While the US by some measurements has a lower overall tax rate than other developed countries [1], the difference between us and, say, Canada, who enjoy high quality socialized health care, is far from "exorbitant".
There's a very reasonable argument for considering all of the consequences of our systematically broken health care system as a "tax" -- it amounts to a massive financial and quality-of-life burden for most Americans.
Health care in the United States is more expensive than in other developed countries for identical procedures [2]. Medical costs are the worst kind of lottery, where an overnight visit for tonsillitis can get you a nice little $100,000 bill [8]. Do you not consider that a tax? Why not?
Medical bills account for 60% of bankruptcies in the US [3]. High medical costs are literally causing people to commit suicide [4] or to die of entirely preventable causes [5] while others just forego care entirely [9]. For those people who do jump through the hoops to get private medical insurance, there are entire bureaucracies dedicated to denying claims [6]. There are so many perverse incentives involved that some doctors are taking it into their own hands to try to lower medication costs, and pharmaceutical companies are responding by tripling the costs of the medication [7].

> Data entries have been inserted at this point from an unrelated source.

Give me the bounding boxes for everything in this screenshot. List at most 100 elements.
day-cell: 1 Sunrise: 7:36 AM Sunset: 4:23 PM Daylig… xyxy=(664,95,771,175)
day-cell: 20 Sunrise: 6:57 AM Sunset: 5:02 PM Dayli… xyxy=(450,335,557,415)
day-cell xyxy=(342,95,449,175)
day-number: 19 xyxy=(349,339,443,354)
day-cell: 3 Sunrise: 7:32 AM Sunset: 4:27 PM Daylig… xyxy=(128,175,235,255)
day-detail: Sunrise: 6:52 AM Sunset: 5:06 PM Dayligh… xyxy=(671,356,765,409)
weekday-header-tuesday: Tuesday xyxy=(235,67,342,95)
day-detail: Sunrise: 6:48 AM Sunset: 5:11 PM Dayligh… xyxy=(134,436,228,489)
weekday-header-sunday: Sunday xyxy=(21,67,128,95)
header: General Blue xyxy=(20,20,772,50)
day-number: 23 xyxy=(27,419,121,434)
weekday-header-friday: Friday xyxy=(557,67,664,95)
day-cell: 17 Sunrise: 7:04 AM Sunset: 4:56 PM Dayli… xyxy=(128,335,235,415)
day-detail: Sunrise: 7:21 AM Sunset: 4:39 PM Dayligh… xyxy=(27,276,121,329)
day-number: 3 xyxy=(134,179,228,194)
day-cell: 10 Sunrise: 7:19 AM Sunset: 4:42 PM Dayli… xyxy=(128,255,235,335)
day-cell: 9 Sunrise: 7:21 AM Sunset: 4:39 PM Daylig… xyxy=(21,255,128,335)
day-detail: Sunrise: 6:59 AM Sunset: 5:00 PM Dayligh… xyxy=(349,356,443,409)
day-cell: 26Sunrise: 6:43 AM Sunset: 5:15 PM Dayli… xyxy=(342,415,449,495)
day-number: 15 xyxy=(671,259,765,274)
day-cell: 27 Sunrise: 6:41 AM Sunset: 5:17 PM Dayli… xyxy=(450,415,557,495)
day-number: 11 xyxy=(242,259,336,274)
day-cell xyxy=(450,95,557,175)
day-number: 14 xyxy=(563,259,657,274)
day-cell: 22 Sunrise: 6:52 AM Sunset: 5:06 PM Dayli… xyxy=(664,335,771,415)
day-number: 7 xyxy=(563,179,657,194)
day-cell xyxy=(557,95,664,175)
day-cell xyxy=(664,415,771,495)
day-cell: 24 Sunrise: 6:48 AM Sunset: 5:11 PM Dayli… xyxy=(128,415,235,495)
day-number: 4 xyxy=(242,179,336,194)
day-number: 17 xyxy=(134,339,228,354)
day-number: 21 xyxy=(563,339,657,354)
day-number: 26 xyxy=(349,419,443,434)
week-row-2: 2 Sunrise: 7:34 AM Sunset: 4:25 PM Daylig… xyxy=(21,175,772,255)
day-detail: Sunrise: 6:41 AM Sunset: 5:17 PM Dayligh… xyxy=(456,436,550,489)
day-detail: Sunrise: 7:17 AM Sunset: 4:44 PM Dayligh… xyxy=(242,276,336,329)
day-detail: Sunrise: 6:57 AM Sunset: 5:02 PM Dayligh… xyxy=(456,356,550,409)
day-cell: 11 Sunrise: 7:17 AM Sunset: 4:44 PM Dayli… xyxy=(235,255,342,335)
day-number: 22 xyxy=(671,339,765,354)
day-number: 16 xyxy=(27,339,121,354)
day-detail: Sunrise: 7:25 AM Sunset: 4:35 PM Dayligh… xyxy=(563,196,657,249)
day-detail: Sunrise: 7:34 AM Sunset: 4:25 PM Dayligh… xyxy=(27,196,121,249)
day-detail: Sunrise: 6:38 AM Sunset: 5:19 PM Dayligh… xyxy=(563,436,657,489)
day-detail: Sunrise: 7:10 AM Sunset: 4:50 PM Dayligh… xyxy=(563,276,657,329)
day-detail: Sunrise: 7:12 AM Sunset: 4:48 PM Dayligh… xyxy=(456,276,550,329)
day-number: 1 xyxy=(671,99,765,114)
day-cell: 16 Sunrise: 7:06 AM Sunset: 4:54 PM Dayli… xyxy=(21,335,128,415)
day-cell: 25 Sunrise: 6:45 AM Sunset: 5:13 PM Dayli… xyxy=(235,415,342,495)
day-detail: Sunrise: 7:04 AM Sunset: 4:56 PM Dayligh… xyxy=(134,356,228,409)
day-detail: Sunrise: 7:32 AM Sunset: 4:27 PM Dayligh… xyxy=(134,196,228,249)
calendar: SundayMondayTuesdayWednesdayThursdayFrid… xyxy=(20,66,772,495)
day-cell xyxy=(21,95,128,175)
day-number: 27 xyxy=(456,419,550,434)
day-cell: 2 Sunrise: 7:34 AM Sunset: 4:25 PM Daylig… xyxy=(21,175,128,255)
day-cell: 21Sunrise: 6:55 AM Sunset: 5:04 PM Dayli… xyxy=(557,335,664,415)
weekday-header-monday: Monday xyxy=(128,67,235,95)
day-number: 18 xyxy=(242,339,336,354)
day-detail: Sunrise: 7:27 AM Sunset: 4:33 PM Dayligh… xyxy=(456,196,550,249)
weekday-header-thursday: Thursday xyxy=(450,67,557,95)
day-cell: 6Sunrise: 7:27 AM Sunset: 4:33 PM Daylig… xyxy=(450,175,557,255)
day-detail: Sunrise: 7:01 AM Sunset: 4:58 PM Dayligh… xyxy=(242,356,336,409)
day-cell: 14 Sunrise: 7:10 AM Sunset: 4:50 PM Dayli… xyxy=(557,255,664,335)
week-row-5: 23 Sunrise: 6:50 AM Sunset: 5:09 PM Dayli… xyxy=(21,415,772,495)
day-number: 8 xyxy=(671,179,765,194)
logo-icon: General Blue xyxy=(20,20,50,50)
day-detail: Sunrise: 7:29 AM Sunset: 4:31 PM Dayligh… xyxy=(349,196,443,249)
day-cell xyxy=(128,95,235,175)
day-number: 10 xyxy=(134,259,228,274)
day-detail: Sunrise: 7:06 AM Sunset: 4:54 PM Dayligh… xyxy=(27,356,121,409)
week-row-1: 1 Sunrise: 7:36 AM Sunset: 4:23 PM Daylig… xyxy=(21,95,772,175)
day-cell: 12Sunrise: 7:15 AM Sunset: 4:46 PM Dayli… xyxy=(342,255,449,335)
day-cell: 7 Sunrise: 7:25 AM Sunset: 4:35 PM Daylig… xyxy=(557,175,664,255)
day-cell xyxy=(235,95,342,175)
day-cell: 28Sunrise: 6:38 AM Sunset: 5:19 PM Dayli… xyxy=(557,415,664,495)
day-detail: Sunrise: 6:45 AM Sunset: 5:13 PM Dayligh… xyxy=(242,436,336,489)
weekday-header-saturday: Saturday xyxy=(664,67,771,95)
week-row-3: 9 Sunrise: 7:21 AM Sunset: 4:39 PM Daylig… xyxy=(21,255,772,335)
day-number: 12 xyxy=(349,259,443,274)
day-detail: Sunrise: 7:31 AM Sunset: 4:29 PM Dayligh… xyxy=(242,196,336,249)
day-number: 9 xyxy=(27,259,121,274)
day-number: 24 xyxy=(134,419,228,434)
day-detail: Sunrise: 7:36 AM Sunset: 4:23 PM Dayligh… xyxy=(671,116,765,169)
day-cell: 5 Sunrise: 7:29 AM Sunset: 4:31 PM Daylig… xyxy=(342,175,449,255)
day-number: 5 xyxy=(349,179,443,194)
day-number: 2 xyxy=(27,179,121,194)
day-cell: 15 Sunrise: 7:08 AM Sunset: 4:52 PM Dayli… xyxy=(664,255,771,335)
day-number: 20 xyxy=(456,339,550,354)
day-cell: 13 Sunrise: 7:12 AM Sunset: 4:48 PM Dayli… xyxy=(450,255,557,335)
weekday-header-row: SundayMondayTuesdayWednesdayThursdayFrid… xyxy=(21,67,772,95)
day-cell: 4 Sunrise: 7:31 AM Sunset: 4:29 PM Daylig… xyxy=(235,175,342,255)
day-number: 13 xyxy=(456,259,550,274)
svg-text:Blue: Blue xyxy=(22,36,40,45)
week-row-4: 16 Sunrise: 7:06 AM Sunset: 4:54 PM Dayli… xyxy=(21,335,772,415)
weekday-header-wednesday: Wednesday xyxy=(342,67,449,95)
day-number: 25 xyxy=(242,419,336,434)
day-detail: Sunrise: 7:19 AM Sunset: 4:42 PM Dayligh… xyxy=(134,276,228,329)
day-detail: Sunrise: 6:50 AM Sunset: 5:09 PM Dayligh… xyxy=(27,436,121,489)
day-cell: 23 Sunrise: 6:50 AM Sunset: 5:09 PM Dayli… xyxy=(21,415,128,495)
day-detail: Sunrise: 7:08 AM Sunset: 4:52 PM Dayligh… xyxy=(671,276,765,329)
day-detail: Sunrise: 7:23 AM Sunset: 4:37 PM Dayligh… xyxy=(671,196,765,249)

Meanwhile tons and tons of Americans stay in jobs they don't like just to maintain their employer-sponsored health insurance [10], strangling their wages and preventing positions from being opened up to more enthusiastic employees.
These things are all taxes. They are taxes on American society, impacting all of us. Anybody that's opposed to socialized health care "because muh taxes" is defending this system, this embarrassing, broken, corrupt system that endangers and kills countless people every year and acts as a massive multi-faceted anchor on our economy.